Compiler test cases or how to test a compiler

For the idea to compile a big open source project:

You could take a project that itself has a test suite. Then you compile the project and its test suite and see if the tests pass. To validate these results you compile project and test suite with an other compiler, and run the tests again.


The general practice is to create a large set of small programs that each demonstrate one aspects of the compiler. These will include both program that compile and ones that shouldn't. General the ASM coming out the back end is not checked but rather the program is run and it's output checked. As for how to make sure there are no bugs in the test cases: make them small, as in 5-10 lines each.

These test suites can be very large as in hundreds to thousands of tests (for example: an out of date test suite for the D programming language) and generally include one or more test cases for every bug ever reported.


There are several compiler test suites out there. We've had some luck using the Plum Hall test suite for a C compiler. It consists of a large set of C code specifically written to test against the language standard. It verifies that the compiler can handle the language syntax and semantics.


Good test suites for real languages are expensive to create and maintain.
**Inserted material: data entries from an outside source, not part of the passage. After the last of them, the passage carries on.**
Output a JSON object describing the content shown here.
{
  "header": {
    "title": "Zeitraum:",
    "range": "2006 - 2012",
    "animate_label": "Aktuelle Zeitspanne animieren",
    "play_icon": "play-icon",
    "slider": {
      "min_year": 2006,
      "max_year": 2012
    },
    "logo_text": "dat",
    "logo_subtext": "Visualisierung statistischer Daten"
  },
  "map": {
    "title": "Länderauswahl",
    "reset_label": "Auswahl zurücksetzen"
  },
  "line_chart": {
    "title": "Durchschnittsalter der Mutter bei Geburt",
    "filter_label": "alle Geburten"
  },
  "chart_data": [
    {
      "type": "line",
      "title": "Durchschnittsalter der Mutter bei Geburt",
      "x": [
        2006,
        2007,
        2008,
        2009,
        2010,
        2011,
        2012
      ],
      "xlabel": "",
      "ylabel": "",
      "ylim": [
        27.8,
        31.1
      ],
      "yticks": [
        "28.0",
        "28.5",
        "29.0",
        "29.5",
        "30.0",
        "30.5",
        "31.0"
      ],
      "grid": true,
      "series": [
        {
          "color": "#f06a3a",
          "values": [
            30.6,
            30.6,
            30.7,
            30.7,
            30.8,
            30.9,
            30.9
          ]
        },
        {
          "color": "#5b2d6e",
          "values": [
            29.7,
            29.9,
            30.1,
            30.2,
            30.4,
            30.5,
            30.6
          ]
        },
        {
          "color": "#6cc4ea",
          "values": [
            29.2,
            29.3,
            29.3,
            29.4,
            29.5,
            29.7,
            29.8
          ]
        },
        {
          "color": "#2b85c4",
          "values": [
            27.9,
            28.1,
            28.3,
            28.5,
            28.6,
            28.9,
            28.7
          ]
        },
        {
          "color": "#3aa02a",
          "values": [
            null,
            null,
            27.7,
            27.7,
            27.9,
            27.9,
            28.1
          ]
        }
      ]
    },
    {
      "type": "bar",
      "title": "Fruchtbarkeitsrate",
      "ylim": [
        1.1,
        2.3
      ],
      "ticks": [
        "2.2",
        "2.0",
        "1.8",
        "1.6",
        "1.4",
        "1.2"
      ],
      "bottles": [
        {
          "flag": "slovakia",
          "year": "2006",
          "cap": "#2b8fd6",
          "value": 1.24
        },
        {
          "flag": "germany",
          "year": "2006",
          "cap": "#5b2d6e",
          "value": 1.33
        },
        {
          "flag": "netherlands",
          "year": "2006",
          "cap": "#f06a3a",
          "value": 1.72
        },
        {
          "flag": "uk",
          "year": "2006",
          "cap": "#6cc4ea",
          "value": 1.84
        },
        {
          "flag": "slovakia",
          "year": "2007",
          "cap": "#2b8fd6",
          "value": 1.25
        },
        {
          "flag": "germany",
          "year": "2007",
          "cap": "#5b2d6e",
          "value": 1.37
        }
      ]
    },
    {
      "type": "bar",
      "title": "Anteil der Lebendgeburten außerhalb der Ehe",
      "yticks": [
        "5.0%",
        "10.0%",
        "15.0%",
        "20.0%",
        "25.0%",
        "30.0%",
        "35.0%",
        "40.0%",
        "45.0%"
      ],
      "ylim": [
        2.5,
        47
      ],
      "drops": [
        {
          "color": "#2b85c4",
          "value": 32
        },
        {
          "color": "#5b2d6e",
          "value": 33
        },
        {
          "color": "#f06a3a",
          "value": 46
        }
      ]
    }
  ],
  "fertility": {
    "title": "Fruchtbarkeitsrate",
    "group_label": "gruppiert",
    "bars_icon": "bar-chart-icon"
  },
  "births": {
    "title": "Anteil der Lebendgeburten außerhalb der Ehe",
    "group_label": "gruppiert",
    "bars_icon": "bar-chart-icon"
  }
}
There's a reason that the Plum Hall test suite, which is industry standard for ANSI C, is so bloody expensive.

George Necula's translation validation is a brilliant idea but also quite expensive to implement.

The one thing that's cheap and easy is this: maintain a suite of regression tests, and every time you fix a bug in your compiler, put a suitable test into your regression suites. With compilers, it's unbelievable how easy it is to keep reintroducing the same bug over and over. Disciplined additions to your regression suite will prevent that, and they don't cost much.